By Robert Carnell
Nothing to see here
Let’s be very clear about what deflation is and what it isn’t. It is a very pernicious situation, where the “general price level” which includes consumer prices, but also other prices such as real and financial assets and money wages decline. And it leads to a sharp slowdown in economic activity as it deters consumer spending and investment.
What China has right now is a low rate of underlying inflation, which reflects the fact that domestic demand is fairly weak. What today’s data show is that it doesn’t take much of a negative shock from one of the components to push a low underlying headline inflation rate below zero on a year-on-year basis.
If you want to use any term, “disinflation” would be my preference, but what we are seeing today is mainly the result of a supply excess, rather than a collapse in demand.
China’s headline and core inflation rates
Bring on Mordecai Ezekiel
In 1925 (says Wikipedia), the “Hog cycle” was first coined as a term in agricultural economics, by the colourfully named Mordecai Ezekiel. What he noted was that when pork prices were high, farmers kept back pigs from slaughter to build their herds, which ultimately led to a glut the following season and a collapse in prices which then led to herd shrinkage, which in turn pushed prices back up again, and so on…
It might be nearly 100 years old, but the hog cycle is alive and well in China.
In the chart above, you can see how meat and poultry prices in China rose in 2022 – another bout of swine fever taking its effect and shrinking herds. Prices for pork are now subsiding again as pork supply has increased, dragging the headline inflation rate down. Stripping out food and energy, inflation is currently 0.6% YoY, and down only very slightly over the last few months.
0.6% is still quite a low rate of inflation if we take this to be the underlying rate for China, and it is indeed a reflection of what is still a fairly weak backdrop for domestic demand.
Wholesale pork prices so far for November continue to fall, but the rate of decline appears to be easing as pork prices near their previous lows. So we may still see a negative drag from food and possibly energy next month (given what is happening to crude prices too), but the drag is likely to be smaller, and thereafter, absent further supply shocks, inflation is likely to start heading higher again.
What’s the story?
While negative headlines for Chinese CPI inflation provide the media with a hook to hang a juicy story on, the truth is considerably less tasty. Next week, we get further activity data for China.
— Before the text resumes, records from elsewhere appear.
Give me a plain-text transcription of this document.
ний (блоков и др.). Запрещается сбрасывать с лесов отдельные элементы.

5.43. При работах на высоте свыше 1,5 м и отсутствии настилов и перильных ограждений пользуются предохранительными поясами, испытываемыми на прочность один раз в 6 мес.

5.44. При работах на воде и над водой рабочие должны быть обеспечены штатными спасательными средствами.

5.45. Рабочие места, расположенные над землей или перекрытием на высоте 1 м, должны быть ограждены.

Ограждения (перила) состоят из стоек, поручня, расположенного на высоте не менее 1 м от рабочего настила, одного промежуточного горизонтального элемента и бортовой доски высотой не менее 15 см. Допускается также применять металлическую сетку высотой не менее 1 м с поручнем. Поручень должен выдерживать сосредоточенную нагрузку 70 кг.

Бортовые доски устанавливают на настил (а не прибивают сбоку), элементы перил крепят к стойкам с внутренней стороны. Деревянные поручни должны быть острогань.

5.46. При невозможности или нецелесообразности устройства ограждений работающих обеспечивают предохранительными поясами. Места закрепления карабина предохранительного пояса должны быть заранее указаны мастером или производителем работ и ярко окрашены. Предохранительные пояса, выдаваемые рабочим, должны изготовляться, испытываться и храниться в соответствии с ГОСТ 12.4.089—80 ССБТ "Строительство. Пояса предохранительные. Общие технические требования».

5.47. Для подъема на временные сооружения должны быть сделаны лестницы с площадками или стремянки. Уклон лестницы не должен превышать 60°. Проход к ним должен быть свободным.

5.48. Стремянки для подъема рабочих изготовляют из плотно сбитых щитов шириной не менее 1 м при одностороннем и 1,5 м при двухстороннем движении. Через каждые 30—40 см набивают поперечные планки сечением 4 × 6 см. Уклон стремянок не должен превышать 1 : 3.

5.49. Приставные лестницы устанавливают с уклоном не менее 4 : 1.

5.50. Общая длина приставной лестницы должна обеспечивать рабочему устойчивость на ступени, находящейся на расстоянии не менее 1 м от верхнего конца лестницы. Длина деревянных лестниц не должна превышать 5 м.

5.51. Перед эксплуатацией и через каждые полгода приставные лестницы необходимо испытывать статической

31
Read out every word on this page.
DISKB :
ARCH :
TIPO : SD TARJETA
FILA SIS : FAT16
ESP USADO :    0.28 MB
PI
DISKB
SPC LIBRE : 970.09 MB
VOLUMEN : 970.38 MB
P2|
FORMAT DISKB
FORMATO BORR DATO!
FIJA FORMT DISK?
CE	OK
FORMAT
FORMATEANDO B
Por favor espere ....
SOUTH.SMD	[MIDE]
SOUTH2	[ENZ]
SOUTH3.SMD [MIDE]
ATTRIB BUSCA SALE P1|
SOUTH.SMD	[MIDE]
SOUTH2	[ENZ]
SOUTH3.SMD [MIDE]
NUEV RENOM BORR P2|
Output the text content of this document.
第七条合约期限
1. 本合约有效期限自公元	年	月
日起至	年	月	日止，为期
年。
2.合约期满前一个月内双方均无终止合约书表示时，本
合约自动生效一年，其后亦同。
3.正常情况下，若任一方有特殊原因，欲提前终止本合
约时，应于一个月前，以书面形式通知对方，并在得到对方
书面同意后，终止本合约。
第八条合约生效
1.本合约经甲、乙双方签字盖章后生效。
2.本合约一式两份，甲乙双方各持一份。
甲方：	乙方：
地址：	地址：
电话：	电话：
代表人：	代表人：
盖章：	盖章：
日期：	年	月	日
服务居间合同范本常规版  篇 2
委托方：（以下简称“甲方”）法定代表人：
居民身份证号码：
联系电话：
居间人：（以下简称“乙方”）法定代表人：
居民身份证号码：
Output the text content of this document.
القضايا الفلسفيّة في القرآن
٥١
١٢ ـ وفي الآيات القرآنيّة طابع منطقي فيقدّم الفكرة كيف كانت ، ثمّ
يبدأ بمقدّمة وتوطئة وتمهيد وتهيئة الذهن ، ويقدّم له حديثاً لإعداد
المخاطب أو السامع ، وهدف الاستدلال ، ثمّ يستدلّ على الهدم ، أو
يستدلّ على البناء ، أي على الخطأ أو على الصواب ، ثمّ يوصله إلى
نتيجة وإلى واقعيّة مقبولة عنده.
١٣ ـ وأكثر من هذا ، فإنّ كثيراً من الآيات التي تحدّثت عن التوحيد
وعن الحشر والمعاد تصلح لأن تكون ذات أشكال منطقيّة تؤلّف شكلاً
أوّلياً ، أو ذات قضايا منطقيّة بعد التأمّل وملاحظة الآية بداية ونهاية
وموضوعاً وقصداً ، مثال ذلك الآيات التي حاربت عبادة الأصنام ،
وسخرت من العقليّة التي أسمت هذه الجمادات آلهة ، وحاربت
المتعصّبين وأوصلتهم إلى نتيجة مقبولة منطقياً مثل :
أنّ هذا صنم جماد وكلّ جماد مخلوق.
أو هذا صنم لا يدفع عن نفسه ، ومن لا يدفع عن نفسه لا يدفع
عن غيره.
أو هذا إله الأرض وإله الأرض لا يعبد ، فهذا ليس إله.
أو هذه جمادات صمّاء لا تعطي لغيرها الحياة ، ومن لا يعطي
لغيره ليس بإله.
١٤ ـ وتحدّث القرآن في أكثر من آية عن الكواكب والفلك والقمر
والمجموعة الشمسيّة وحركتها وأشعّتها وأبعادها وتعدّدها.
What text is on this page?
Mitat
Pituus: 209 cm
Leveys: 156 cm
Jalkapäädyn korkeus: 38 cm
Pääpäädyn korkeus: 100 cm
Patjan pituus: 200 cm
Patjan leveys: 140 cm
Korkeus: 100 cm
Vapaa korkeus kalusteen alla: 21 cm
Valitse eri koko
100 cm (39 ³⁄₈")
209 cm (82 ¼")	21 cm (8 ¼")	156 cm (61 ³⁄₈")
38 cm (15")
The most recent figures have shown very slight indications of firming, and we imagine that we will see something similar this time, notwithstanding the disappointing PMI data for October.
If so, then this would be a further set of data that would not be consistent with the deflation story being peddled in some corners, even if we concede that China’s macro condition remains fairly soft and vulnerable to negative shocks.